In the studio just across the yard from his house he has an anvil that could fit into a poacher s pocket and a selection of old beat-up tools that look as if nobody could do anything much with them. When he first goes into that studio he has a dreamy hesitant air about him, as if he were some vast creature of the hedgerows that had strayed in there by accident. He gets down to work without hurry or fuss: with plenty of time, anyway, to rib anyone who happens to be around.
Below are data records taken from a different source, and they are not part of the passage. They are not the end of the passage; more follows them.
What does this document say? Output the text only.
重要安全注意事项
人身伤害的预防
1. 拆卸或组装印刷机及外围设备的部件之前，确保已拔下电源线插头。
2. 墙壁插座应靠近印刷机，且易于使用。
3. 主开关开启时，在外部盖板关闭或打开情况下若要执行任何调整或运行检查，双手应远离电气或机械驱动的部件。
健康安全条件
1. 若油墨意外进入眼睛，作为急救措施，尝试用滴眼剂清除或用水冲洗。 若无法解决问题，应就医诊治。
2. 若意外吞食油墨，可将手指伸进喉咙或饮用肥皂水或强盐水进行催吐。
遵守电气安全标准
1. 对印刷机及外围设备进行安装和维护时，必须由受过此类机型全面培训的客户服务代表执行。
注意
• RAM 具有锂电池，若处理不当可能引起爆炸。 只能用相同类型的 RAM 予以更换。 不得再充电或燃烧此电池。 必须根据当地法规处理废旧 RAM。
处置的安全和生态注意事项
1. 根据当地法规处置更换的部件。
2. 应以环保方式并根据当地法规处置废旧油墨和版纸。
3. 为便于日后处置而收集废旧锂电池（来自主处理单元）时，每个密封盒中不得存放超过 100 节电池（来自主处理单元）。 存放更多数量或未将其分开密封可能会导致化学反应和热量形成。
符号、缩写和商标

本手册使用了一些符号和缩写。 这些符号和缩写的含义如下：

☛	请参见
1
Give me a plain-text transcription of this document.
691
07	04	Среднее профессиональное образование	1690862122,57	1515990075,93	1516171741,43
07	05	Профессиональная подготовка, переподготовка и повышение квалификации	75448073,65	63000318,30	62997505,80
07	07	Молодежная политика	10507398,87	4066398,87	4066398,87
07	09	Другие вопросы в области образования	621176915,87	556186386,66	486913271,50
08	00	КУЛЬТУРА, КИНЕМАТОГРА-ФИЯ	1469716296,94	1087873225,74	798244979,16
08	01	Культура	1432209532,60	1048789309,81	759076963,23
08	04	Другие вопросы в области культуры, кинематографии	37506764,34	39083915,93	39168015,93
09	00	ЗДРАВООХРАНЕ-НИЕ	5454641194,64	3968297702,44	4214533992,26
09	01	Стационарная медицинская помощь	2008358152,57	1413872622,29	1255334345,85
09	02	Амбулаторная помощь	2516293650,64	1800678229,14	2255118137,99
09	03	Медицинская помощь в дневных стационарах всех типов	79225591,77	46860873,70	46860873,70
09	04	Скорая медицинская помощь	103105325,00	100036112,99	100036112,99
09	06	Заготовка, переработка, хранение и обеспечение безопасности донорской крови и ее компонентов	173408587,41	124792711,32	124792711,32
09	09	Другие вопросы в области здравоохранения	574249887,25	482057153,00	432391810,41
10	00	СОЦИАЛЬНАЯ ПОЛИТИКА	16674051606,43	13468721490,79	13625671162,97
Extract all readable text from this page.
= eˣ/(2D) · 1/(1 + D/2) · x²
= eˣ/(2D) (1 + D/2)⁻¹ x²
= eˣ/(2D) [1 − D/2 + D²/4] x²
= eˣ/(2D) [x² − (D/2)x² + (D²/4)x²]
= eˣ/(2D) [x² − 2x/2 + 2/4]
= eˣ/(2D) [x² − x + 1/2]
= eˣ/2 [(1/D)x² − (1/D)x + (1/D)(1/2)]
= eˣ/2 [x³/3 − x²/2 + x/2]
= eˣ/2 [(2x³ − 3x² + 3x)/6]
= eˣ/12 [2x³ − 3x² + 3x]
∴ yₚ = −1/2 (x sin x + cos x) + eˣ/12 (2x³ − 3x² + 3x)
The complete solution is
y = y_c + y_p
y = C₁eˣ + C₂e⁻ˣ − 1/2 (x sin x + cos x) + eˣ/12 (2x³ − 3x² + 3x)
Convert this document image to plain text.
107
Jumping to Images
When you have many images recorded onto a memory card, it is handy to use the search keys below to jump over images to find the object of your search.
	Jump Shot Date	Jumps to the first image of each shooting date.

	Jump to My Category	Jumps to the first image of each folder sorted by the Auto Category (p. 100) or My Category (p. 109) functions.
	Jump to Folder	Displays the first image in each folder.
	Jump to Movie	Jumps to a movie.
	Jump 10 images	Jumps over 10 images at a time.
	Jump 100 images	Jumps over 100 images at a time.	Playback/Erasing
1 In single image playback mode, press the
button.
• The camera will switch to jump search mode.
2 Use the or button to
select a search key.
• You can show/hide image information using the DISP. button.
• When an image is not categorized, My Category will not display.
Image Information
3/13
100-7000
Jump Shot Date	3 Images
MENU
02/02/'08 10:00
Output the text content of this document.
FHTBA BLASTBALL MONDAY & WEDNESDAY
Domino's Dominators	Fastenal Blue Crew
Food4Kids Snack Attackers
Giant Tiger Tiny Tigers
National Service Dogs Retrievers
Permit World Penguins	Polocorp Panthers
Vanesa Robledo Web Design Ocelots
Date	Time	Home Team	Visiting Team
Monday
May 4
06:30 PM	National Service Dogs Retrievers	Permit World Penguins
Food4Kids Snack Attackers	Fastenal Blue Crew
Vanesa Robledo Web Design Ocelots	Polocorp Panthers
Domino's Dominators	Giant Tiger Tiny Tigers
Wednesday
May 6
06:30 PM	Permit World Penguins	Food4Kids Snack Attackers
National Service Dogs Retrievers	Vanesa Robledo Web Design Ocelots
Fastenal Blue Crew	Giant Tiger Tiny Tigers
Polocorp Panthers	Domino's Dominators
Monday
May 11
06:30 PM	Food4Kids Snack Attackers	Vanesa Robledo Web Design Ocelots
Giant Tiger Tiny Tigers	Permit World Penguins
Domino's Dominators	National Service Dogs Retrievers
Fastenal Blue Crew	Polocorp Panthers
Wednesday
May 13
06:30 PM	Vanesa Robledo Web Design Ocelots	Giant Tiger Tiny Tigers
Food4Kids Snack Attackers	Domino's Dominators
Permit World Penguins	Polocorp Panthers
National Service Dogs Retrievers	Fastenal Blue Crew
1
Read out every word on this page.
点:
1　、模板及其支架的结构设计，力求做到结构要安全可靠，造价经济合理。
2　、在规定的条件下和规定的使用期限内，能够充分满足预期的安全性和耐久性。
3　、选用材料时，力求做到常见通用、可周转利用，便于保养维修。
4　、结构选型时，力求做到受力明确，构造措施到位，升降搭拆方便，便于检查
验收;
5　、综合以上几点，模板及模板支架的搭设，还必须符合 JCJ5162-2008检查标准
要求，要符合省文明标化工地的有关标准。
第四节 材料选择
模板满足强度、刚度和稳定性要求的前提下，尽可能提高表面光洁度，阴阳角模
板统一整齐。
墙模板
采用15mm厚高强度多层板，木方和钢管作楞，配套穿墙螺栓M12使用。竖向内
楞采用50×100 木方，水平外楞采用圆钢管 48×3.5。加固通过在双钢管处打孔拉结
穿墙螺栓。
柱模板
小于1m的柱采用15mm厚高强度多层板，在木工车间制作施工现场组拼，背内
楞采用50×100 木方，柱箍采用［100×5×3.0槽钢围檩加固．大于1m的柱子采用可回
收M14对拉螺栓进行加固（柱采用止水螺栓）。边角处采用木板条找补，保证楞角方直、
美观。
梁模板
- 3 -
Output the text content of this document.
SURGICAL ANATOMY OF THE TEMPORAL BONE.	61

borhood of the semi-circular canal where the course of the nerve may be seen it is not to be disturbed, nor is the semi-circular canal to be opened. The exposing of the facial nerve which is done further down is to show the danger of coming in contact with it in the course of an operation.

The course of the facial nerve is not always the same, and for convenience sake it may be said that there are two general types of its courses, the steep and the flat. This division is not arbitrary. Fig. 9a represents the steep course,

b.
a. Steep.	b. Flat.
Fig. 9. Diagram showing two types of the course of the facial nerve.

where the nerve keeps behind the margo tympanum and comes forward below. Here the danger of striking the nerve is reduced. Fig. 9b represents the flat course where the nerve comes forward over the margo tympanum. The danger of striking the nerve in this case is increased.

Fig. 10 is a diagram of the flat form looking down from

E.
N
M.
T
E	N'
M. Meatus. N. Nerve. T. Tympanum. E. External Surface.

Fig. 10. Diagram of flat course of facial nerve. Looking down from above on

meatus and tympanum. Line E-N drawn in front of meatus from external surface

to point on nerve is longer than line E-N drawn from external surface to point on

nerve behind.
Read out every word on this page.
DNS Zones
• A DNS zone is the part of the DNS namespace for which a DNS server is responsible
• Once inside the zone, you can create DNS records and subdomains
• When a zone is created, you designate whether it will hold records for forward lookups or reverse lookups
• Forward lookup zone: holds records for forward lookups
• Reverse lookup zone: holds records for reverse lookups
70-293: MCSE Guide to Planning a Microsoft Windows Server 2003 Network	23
But we mustn t be deluded: This is where the great things get done; and if he decides to get up and go to the Etablissements Biémont, the heavy-engineering works near Tours where many of his big stabiles have been made, it s clear on the instant that he is the man on whom everything turns.
Biémont s is the kind of place where the noise invites the stage direction "End of world," and to a stranger it often seems as if some great collective hallucination had seized everyone present, causing one aging employee to roll round and round inside a stainless-steel cylinder while another sits astride a hollow drum and belabours it with the biggest hammer outside performances of Wagner s Ring.
But the hallucination is ours, not theirs: This is, in point of fact, a precision workshop of the highest class, and it is here that Calder made among other things the forty-six-ton stabile for Montreal s Expo 67. He is as much at home in a great engineering shop as he is in the single-handed chaos (as it seems) of his studio. Many well-known artists have called in the help of professional engineers in the last ten years or so, but Calder is the only one who can out-talk the professional in his own language. These huge new pieces are a blend of architecture, engineering, vegetation, and the world of elephant and giraffe. If they are not properly anchored, a hurricane could cause them to slice through a ten-storey building and come out the other side.
Yet the calculations involved do not prevent the echoes of leaf form in "Cactus" from being as moving as anything in Matisse s late paper cutouts, or the bunched hump of muscle in "Bucephalus" from being as stirring as anything that the anatomy of a dinosaur or brontosaur can have had to show. Calder is as much Calder in these gigantic pieces (you can comfortably drive a truck through the middle of the fifty-eight-foot high "Teodelapio" ) as he is in the toys he makes for his grandchildren or in the "Chien Méchant" sign that he painted outside the front gate.
It is because Calder is a complete man and not a well-developed fake that everything he does, on no matter what scale, speaks for him. If asked directly about all this, he will take refuge in self-parody or a quick dive towards the well-stocked cellar; but we can say, though he never will, that Saché-Balzac, as the guidebooks try so hard to call it, could be renamed Saché-Calder and be all the better for it.